What actually happens in the following expression?

(reduce + (take 3 (map inc (rep 5))))

The key is to look how LazySeq.first works. It will invoke the wrapped function to obtain and memoize the result. In your case it will be the following code:

(cons n (rep n))

Thus it will be a cons cell with n as its value and another LazySeq instance (result of a recursive call to rep) as its rest part. It will become the realised value of this LazySeq object and first will return the value of the cached cons cell.

When you call more on it, it will in the same way ensure that the value of the particular LazySeq object is realised (or reused memoized value) and call more on it (in this case more on the cons cell containing another LazySeq object).

Once you obtain another instance of LazySeq object with more the story repeats when you call first on it.

map and take will create another lazy-seq that will call first and more of the collection passed as their argument (just another lazy seq) so it will be similar story.
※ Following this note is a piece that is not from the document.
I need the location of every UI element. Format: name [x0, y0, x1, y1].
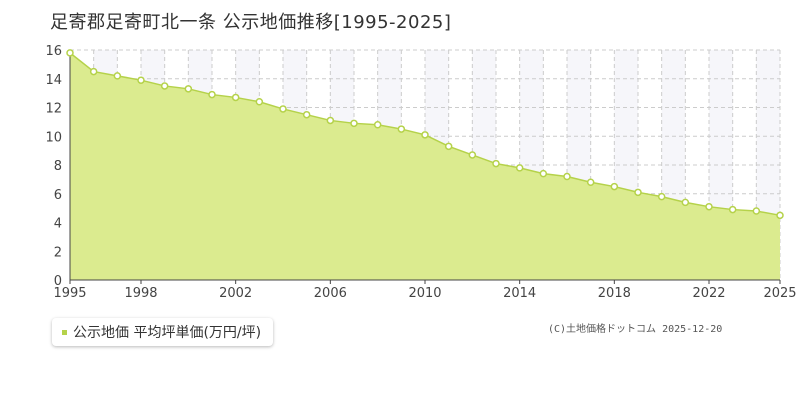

The difference will be only in how the values passed to cons are generated (e.g. calling f to a value obtained by first invoked on the LazySeq value mapped over in map instead of a raw value like n in your rep function).

With reduce it's a bit simpler as it will use loop with first and more to iterate over the input lazy seq and apply the reducing function to produce the final result.

As the actual implementation looks like for map and take I encourage you to check their source code - it's quite easy to follow.

How seq API can works with different collection types (e.g. lazy seq and persistent vector)?

As mentioned above, map, take and other functions work in terms of first and rest (reminder - rest is implemented on top of more). Thus we need to explain how first and rest/more can work with different collection types: they check if the collection implements ISeq (and then it implement those functions directly) or they try to create a seq view of the collection and coll its implementation of first and more.

Is it possible to generate nested infinite data structures?

It's definitely possible but I am not sure what the exact data shape you would like to get. Do you mean getting a lazy seq which generates another sequence as it's value (instead of a single value like n in your rep) but returns it as a flat sequence?

(defn nested-cons [n]
  (lazy-seq (cons (repeat n n) (nested-cons (inc n)))))

(take 3 (nested-cons 1))

;; => ((1) (2 2) (3 3 3))

that would rather return (1 2 2 3 3 3)?

For such cases you might use concat instead of cons which creates a lazy sequence of two or more sequences:

(defn nested-concat [n]
  (lazy-seq (concat (repeat n n) (nested-concat (inc n)))))

(take 6 (nested-concat 1))

;; => (1 2 2 3 3 3)

Is there any practical difference with this

(defn rep [n]
  (lazy-seq (cons n (rep n))))

and this?

(defn rep [n]
  (cons n (lazy-seq (rep n))))

In this particular case not really. But in the case where a cons cell doesn't wrap a raw value but a result of a function call to calculate it, the latter form is not fully lazy. For example:

(defn calculate-sth [n]
  (println "Calculating" n)
  n)

(defn rep1 [n]
  (lazy-seq (cons (calculate-sth n) (rep1 (inc n)))))

(defn rep2 [n]
  (cons (calculate-sth n) (lazy-seq (rep2 (inc n)))))

(take 0 (rep1 1))
;; => ()

(take 0 (rep2 1))
;; Prints: Calculating 1
;; => ()

Thus the latter form will evaluate its first element even if you might not need it.